I think most people here really need therapy, including myself. Our health anxiety is based on an underlying issue. I know what mine are, and it helps me a lot. My whole teenage years I was physically, verbally, and mentally abused by my former stepdad. My mind has been trained to be on the defensive. Always worrying about my surroundings.

Well, finally got out of that situation, and have a chance to be happy and not worry, which worked well for a few months. Then my mind fell back into its old habits. Wanting to worry about something. But since there was nothing to worry about, my mind just created its own things to worry about. That's when I became hypersensitive to every change in my body and started causing myself a ton of symptoms. Kind of a self-fulfilling prophecy. But now that I've figured this out. It's a lot easier to cope with it. The rational side is slowly beating the irrational side. I suggest you take a look at your past and current situation, and if nothing stands out, maybe make an appointment with a therapist and give it a shot.

Needsupport
19-04-16, 23:30
Thank you for your response! I am struggling so much within myself right now.
Looking back at my past, I see a mixture of happiness and trauma for sure. I know I have experienced a lot of trauma but I am not sure if I can blame my OCD on that.

I got triggered because I have seen medical assistants just fill up syringes and then let them laying around with me IN THE ROOM! This of course makes me think they can let syringes lying around the room with anyone else and how do I know that that patient won't have something and get up and prick themselves? These syringes are in dermatologist office for a biopsy or dentist office for local anesthesia. We can all agree that medical personnel should NOT just let a syringe unsupervised. It has caused so much panic inside of me.

I am actually terrified to get tested and the fact that I did this THREE TIMES took an incredible amount of courage. I was a mess those days, shaking and crying the entire time. I truly believed these were legitimate tests that would give me answers though.

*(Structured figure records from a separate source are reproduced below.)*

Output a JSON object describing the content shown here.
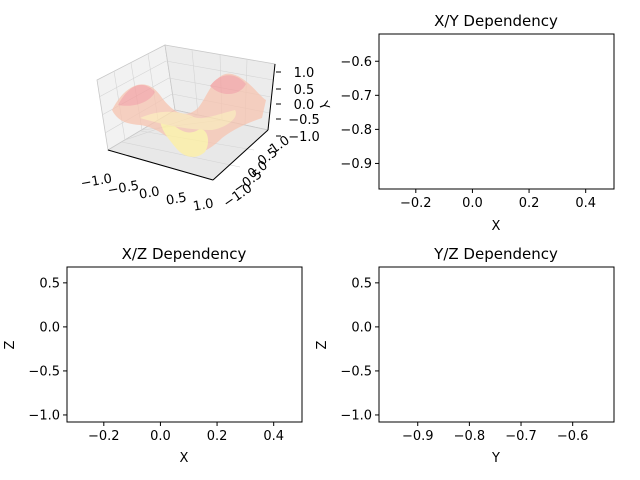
{
  "chart_data": [
    {
      "type": "surface3d",
      "title": "",
      "xlabel": "",
      "ylabel": "Y",
      "zlabel": "",
      "x_ticks": [
        "−1.0",
        "−0.5",
        "0.0",
        "0.5",
        "1.0"
      ],
      "y_ticks": [
        "−1.0",
        "−0.5",
        "0.0",
        "0.5",
        "1.0"
      ],
      "z_ticks": [
        "1.0",
        "0.5",
        "0.0",
        "−0.5",
        "−1.0"
      ],
      "xlim": [
        -1,
        1
      ],
      "ylim": [
        -1,
        1
      ],
      "zlim": [
        -1,
        1
      ],
      "grid": true,
      "surface_colors": [
        "#f4a6a6",
        "#fde8a6",
        "#fff29a"
      ],
      "surface": "sinusoidal surface, z = sin(πx)·cos(πy/2)"
    },
    {
      "type": "line",
      "title": "X/Y Dependency",
      "xlabel": "X",
      "ylabel": "",
      "xlim": [
        -0.33,
        0.5
      ],
      "ylim": [
        -0.975,
        -0.52
      ],
      "x_ticks": [
        -0.2,
        0.0,
        0.2,
        0.4
      ],
      "x_tick_labels": [
        "−0.2",
        "0.0",
        "0.2",
        "0.4"
      ],
      "y_ticks": [
        -0.6,
        -0.7,
        -0.8,
        -0.9
      ],
      "y_tick_labels": [
        "−0.6",
        "−0.7",
        "−0.8",
        "−0.9"
      ],
      "series": [],
      "grid": false
    },
    {
      "type": "line",
      "title": "X/Z Dependency",
      "xlabel": "X",
      "ylabel": "Z",
      "xlim": [
        -0.33,
        0.5
      ],
      "ylim": [
        -1.08,
        0.68
      ],
      "x_ticks": [
        -0.2,
        0.0,
        0.2,
        0.4
      ],
      "x_tick_labels": [
        "−0.2",
        "0.0",
        "0.2",
        "0.4"
      ],
      "y_ticks": [
        0.5,
        0.0,
        -0.5,
        -1.0
      ],
      "y_tick_labels": [
        "0.5",
        "0.0",
        "−0.5",
        "−1.0"
      ],
      "series": [],
      "grid": false
    },
    {
      "type": "line",
      "title": "Y/Z Dependency",
      "xlabel": "Y",
      "ylabel": "Z",
      "xlim": [
        -0.975,
        -0.52
      ],
      "ylim": [
        -1.08,
        0.68
      ],
      "x_ticks": [
        -0.9,
        -0.8,
        -0.7,
        -0.6
      ],
      "x_tick_labels": [
        "−0.9",
        "−0.8",
        "−0.7",
        "−0.6"
      ],
      "y_ticks": [
        0.5,
        0.0,
        -0.5,
        -1.0
      ],
      "y_tick_labels": [
        "0.5",
        "0.0",
        "−0.5",
        "−1.0"
      ],
      "series": [],
      "grid": false
    }
  ]
}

It isn't just because of my OCD that I wonder about the test results. It's because the tests themselves seem to be prone to human error (as I explained above). I am not sure if they are just leaning on the cautious side though. I really hope they are.

I also have developed this fear that the tests themselves could have possibly infected me. I'm having a mental breakdown over all of this and I really have no clue what to do about it.